Le village était assiégé très tôt et bientôt paralysé par deux compagnies de SS. Les habitants furent sortis des maisons et rassemblés sur la place. Le toit d'une grange explosa. Je compris qu'il était inutile de chercher à fuir, je m'abritai dans une maison vide. Mes compagnons étaient hors du village et suivaient mes consignes. Les SS avaient attrapé un jeune homme qui avait posé des collets, paniqué, il allait être torturé et il parlerait. Je n'osais espérer qu'il meure avant. Tout à coup, une cohorte de femmes, de vieillards et d'enfants surgit, entourant les SS de façon naturelle, le jeune garçon fut laissé au sol.
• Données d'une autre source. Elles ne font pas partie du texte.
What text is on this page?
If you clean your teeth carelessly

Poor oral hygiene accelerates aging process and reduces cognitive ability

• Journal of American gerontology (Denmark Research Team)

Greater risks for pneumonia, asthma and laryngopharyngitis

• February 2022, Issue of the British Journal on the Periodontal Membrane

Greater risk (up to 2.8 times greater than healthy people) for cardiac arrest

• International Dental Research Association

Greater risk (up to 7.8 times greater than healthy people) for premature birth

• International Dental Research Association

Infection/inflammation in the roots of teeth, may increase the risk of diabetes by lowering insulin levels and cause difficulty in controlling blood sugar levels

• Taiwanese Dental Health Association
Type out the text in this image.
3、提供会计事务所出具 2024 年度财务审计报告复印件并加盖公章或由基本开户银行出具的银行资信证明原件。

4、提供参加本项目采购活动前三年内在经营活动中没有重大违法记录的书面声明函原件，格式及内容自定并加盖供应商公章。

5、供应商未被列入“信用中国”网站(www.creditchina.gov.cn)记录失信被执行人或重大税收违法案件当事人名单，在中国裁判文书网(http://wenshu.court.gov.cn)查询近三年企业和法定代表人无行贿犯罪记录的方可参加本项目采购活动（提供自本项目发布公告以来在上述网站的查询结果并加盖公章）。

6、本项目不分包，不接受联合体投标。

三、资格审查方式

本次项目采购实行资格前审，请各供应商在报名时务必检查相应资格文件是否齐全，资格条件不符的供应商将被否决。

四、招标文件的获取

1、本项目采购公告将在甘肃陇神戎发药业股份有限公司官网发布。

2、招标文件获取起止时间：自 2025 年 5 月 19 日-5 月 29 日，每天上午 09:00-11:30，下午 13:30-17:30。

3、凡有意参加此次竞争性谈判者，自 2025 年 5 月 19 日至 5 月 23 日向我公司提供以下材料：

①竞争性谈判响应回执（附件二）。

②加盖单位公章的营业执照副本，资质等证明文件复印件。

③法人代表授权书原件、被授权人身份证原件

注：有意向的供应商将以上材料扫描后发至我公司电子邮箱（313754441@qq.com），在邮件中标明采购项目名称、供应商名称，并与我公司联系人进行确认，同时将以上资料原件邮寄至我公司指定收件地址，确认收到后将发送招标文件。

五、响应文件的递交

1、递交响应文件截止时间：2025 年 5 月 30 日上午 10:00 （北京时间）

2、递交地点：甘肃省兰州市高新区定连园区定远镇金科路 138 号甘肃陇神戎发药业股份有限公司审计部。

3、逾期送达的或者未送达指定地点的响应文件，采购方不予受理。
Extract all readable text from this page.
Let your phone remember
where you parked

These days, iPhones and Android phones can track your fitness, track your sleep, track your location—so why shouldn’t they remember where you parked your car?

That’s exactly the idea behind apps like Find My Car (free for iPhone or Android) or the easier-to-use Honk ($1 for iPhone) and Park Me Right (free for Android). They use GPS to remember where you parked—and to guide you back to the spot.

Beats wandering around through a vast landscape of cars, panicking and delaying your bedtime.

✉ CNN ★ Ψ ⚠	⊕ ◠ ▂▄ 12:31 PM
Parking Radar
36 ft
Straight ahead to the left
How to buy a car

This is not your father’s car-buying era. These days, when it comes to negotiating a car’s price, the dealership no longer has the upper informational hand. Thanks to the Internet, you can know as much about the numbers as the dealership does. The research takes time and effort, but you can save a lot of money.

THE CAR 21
La patrouille surprise et furieuse s'éloigna. Je soulevai le rideau et me sentis infiniment relié et  proche de  ces êtres fraternels.

Explications :

Fragment 128 des Feuillets d'Hypnos

Le boulanger n'avait pas encore dégrafé les rideaux de fer de sa boutique que déjà le  village était assiégé, bâillonné, hypnotisé, mis dans l'impossibilité de bouger. Deux compagnies  de SS et un détachement de miliciens le tenaient sous la gueule de leurs mitrailleuses et de leurs

mortiers. Alors commença l'épreuve.  Les habitants furent jetés hors des maisons et sommés de se rassembler sur la place  centrale. Les clés sur les portes. Un vieux, dur d'oreille, qui ne tenait pas compte assez vite de

l'ordre, vit les quatre murs et le toit de sa grange voler en morceaux sous l'effet d'une bombe.  Depuis quatre heures j'étais éveillé. Marcelle était venue à mon volet me chuchoter l'alerte.  J'avais reconnu immédiatement l'inutilité d'essayer de franchir le cordon de surveillance et de  gagner la campagne. Je changeai rapidement de logis. La maison inhabitée où je me réfugiai  autorisait, à toute extrémité, une résistance armée efficace. Je pouvais suivre de la fenêtre,  derrière les rideaux jaunis, les allées et venues nerveuses des occupants. Pas un des miens  n'était présent au village. Cette pensée me rassura. À quelques kilomètres de là, ils suivraient

mes consignes et resteraient tapis. Des coups me parvenaient, ponctués d'injures. Les SS avaient  surpris un jeune maçon qui revenait de relever des collets. Sa frayeur le désigna à leurs tortures.  Une voix se penchait hurlante sur le corps tuméfié : « Où est-il ? Conduis-nous », suivie de silence.  Et coups de pied et coups de crosse de pleuvoir. Une rage insensée s'empara de moi, chassa mon  angoisse. Mes mains communiquaient à mon arme leur sueur crispée, exaltaient sa puissance

contenue. Je calculais que le malheureux se tairait encore cinq minutes, puis, fatalement, il  parlerait. J'eus honte de souhaiter sa mort avant cette échéance. Alors apparut jaillissant de  chaque rue la marée des femmes, des enfants, des vieillards, se rendant au lieu de  rassemblement, suivant un plan concerté. Ils se hâtaient sans hâte, ruisselant littéralement sur  les SS, les paralysant « en toute bonne foi ». Le maçon fut laissé pour mort. Furieuse, la patrouille  se fraya un chemin à travers la foule et porta ses pas plus loin. Avec une prudence infinie,  maintenant des yeux anxieux et bons regardaient dans ma direction, passaient comme un jet de  lampe sur ma fenêtre. Je me découvris à moitié et un sourire se détacha de ma pâleur. Je tenais  à ces êtres par mille fils confiants dont pas un ne devait se rompre.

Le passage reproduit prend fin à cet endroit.